At the risk of sounding whiny (I don’t wish to do that in light of what the real rock stars, our front-line health responders, are going through right now) ) but I believe that the game will move more firmly online which is kinda miserable but challenging in another way. We all love the whole mechanics of touring and interacting with you all. I know you love it too. The physicality of it, the set-up, the break-down, the travel, the sheer work-out and camaraderie of a 2 hour live rock show is hard to beat. So all of this recent Covid19 existence has thrown into stark relief what we’ve all been grateful for – our community, our clan and now, its very destiny. We are supposed to start touring in earnest again, in September in the USA and then on to the U.K. during October and November. However, the governments of both of these countries have, in my humble opinion, been doing a lousy job of coordinating the national response and most importantly, the gradual move back into the light of safety for all of us. The plans are erratic and slipshod, it seems. One word: TESTING!!!!! Here’s another: SWABS!!!!
Our little cottage industry provides the band and our employees a modest income of around 20% – 25% of what we earn. At least 75% of our throughput – I’m talking about money we earn from our shows in clubs and small theatres is fed right back into the greater economies of various countries (18 visited last year alone); things like taxes, hotel bookings, agent fees, work permits, rental vehicles, airflights, gas, insurance, phone, gear, repairs you name it. It doesn’t take a genius to quickly figure out that the elimination of hundreds of thousands of these Dollars, Pounds and Euros that are fed into the greater economy each year, by little old us alone, is having an immediate effect. Now, extrapolate that out to the thousands of touring acts out there and the effect is a disaster for those service industries, as well as the artists.
I’m proud to say that music does indeed play a major part in the economies of many, many nations. Sure, I’d like to be able to keep more of it for ourselves, more of the income that we generate, but on the other hand it is a great feeling to be part of the daily economy and business life in general, as well as creative life. Business life can also be creative, as I’ve discovered over the past 25 years or so when I decided to self-manage, finally. Now, in respect of all that, if we musicians could only get one of those small business loans they’re talking about, it might help! Don’t make me laugh – ain’t gonna happen. We know we’re out here on our own.

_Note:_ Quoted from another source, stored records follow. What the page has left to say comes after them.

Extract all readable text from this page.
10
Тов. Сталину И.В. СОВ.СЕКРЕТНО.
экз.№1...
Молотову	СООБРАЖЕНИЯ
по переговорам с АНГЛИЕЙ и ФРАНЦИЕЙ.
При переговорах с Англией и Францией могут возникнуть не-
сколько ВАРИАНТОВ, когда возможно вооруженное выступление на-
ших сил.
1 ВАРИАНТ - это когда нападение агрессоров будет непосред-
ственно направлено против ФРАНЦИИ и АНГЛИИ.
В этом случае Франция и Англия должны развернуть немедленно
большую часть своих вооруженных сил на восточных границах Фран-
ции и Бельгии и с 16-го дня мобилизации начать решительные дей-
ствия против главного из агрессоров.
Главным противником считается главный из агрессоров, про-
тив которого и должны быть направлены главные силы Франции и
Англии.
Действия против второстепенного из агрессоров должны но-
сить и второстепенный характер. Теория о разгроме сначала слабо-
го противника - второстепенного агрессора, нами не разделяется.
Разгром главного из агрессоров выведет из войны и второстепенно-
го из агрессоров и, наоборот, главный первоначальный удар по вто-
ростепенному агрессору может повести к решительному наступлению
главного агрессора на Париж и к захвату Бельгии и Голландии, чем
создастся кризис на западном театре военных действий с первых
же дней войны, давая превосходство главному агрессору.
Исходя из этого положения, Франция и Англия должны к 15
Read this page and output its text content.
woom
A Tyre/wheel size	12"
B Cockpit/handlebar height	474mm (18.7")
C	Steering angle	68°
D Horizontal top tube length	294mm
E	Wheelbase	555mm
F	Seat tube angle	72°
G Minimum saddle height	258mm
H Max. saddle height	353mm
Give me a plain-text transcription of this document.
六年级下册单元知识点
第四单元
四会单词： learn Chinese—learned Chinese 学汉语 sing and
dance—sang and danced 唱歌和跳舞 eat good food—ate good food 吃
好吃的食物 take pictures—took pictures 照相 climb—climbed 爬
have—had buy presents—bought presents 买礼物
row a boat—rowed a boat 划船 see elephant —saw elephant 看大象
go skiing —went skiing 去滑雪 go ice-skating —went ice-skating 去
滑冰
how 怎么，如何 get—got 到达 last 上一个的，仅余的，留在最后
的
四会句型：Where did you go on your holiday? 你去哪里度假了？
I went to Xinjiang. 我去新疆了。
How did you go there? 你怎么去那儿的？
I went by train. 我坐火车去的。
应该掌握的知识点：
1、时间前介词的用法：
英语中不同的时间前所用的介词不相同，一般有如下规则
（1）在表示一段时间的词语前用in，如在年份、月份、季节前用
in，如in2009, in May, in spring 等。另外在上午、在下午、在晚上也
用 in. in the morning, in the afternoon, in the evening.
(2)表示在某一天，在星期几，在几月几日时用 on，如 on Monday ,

This is the sad joke when they talk about substituting tiny images of us moving around on the screen of an iPhone for an actual live music event. But, enough of that! If that ’s going to be the new game in town, then so be it. Watch this space for new developments about touring or virtual appearances. One thing I can tell you is that we do have a quantity for sale, of the new CD, Coat of Arms (for our USA fans only at this time) plus a few Live in Japan CDs. There will be info here on our website and on Facebook very soon on how to order those, if you wish.
Take good care out there, stay safe and sanitized and don’t let up on your vigilance against Covid19 just yet. We need you and you need us – hopefully.